Homenagem a Ernest Rutherford — “pai da Física Nuclear” — no centenário da descoberta do modelo atómico que o celebrizou
Em Março de 1911, Ernest Rutherford, um dos maiores vultos da Física de todos os tempos, profere na Sociedade Literária e Filosófica de Manchester, em cuja universidade detinha a cadeira de Física, uma palestra cujo conteúdo veio afirmar-se um marco principal na caminhada do Homem para o conhecimento da natureza. Tratou-se da demonstração pela experiência de um aspecto fulcral da arquitectura interna do átomo: a existência de um núcleo de dimensões quase pontuais (10 mil a 100 mil vezes inferior às do próprio átomo), núcleo onde se concentra toda a carga eléctrica positiva que o átomo contém. As conclusões de Rutherford vieram contrariar o modelo atómico defendido por J.J. Thomson, que na altura dirigia o Cavendish Laboratory em Cambridge. O modelo de Thomson assentava numa distribuição uniforme da matéria atómica no volume do átomo o que as descobertas de Rutherford vieram a por em causa.
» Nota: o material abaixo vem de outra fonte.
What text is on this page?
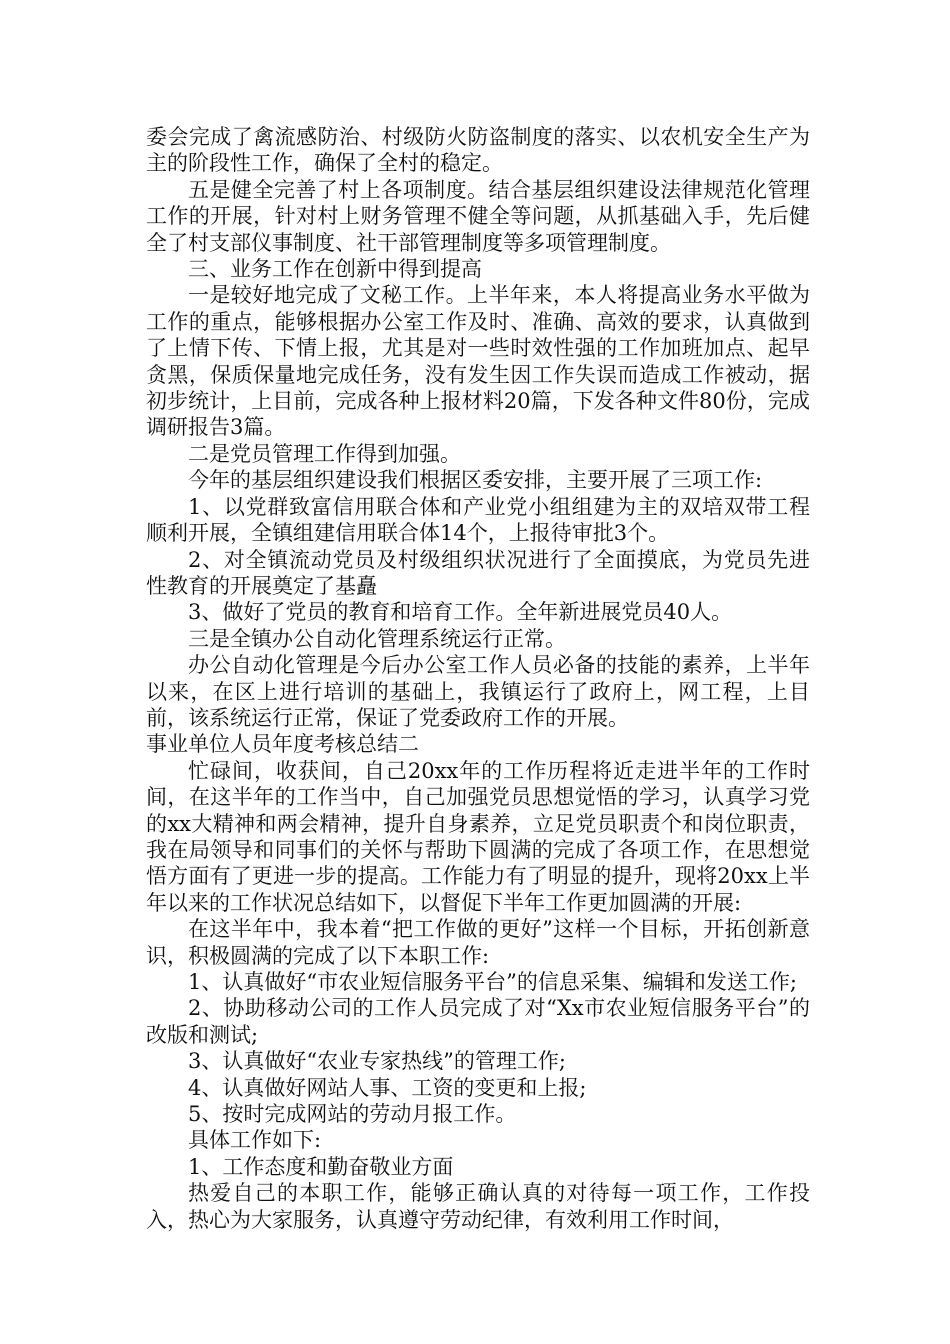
委会完成了禽流感防治、村级防火防盗制度的落实、以农机安全生产为主的阶段性工作，确保了全村的稳定。

五是健全完善了村上各项制度。结合基层组织建设法律规范化管理工作的开展，针对村上财务管理不健全等问题，从抓基础入手，先后健全了村支部仪事制度、社干部管理制度等多项管理制度。

三、业务工作在创新中得到提高

一是较好地完成了文秘工作。上半年来，本人将提高业务水平做为工作的重点，能够根据办公室工作及时、准确、高效的要求，认真做到了上情下传、下情上报，尤其是对一些时效性强的工作加班加点、起早贪黑，保质保量地完成任务，没有发生因工作失误而造成工作被动，据初步统计，上目前，完成各种上报材料20篇，下发各种文件80份，完成调研报告3篇。

二是党员管理工作得到加强。

今年的基层组织建设我们根据区委安排，主要开展了三项工作:

1、以党群致富信用联合体和产业党小组组建为主的双培双带工程顺利开展，全镇组建信用联合体14个，上报待审批3个。

2、对全镇流动党员及村级组织状况进行了全面摸底，为党员先进性教育的开展奠定了基矗

3、做好了党员的教育和培育工作。全年新进展党员40人。

三是全镇办公自动化管理系统运行正常。

办公自动化管理是今后办公室工作人员必备的技能的素养，上半年以来，在区上进行培训的基础上，我镇运行了政府上，网工程，上目前，该系统运行正常，保证了党委政府工作的开展。

事业单位人员年度考核总结二

忙碌间，收获间，自己20xx年的工作历程将近走进半年的工作时间，在这半年的工作当中，自己加强党员思想觉悟的学习，认真学习党的xx大精神和两会精神，提升自身素养，立足党员职责个和岗位职责，我在局领导和同事们的关怀与帮助下圆满的完成了各项工作，在思想觉悟方面有了更进一步的提高。工作能力有了明显的提升，现将20xx上半年以来的工作状况总结如下，以督促下半年工作更加圆满的开展:

在这半年中，我本着“把工作做的更好”这样一个目标，开拓创新意识，积极圆满的完成了以下本职工作:

1、认真做好“市农业短信服务平台”的信息采集、编辑和发送工作;

2、协助移动公司的工作人员完成了对“Xx市农业短信服务平台”的改版和测试;

3、认真做好“农业专家热线”的管理工作;

4、认真做好网站人事、工资的变更和上报;

5、按时完成网站的劳动月报工作。

具体工作如下:

1、工作态度和勤奋敬业方面

热爱自己的本职工作，能够正确认真的对待每一项工作，工作投入，热心为大家服务，认真遵守劳动纪律，有效利用工作时间，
O modelo atómico de Rutherford decorreu dos resultados experimentais da dispersão (“scattering”) de partículas alfa, por ele reconhecidas como núcleos do átomo de hélio.
A designação de “partículas alfa” ou “radiação alfa” foi introduzida por Rutherford, tal como a de “radiação beta”, esta constituída por electrões, uma e outra emitidas nos processos de transformação espontânea de átomos instáveis — a radioactividade, fenómeno descoberto por Henri Becquerel em 1896. Também a radiação gama emitida pelos núcleos radioactivos foi identificada e baptizada por Ernest Rutherford. Outra das contribuições mais notáveis de Rutherford para a Física Nuclear foi a prova experimental de que o núcleo atómico de uma espécie química pode ser transformado no núcleo de outra espécie química através do bombardeamento com partículas alfa. Foi sob a sua orientação que pela primeira vez se obteve a cisão de um núcleo atómico (lítio) utilizando partículas aceleradas (protões). Dois estudantes de então, John Cockroft e Ernest Walton foram os autores da proeza. Rutherford previu, ainda, a existência do neutrão que viria a ser descoberto por James Chadwick em 1934.
Prova de que a Ciência é uma construção colectiva, importa dizer que, como aconteceu com outros cientistas famosos, a herança intelectual de Ernest Rutherford, filho de um camponês e artesão que emigrou para a Nova Zelândia em fins da década de 60 do século XIX, para aí “cultivar o linho e criar muitos filhos”, não é devida apenas ao seu próprio esforço e génio experimental, mas deve-se também ao sucesso dos estudantes que orientou e dos discípulos que formou, entre os quais os já referidos Chadwick, Cockroft e Walton, mas também Hans Geiger e Ernest Marsden que levaram a bom termo a trabalhosa experimentação que permitiu caracterizar o fenómeno da dispersão de partículas alfa num alvo material, no caso, uma fina folha de ouro para a qual eram dirigidas as partículas emitidas por um material radioactivo.
Ernest Rutherford foi agraciado com um título nobiliárquico — Lord Baron Rutherford of Nelson — circunstância que de algum modo contribuiu para a sua morte prematura, com apenas 66 anos. Rutherford sucumbiu a uma hérnia umbilical operada fora de tempo porque na altura as rígidas regras do protocolo britânico exigiam que um par do reino só pudesse ser operado por outro par do reino. Um médico-cirurgião com tal distinção não foi prontamente encontrado e chegou tarde de mais.
Ernest Rutherford recebeu o Prémio Nobel da Química em 1908 “pelos seus trabalhos de investigação sobre a desintegração dos elementos e a química de substâncias radioactivas”. Está sepultado na Abadia de Westminster, junto a Isaac Newton.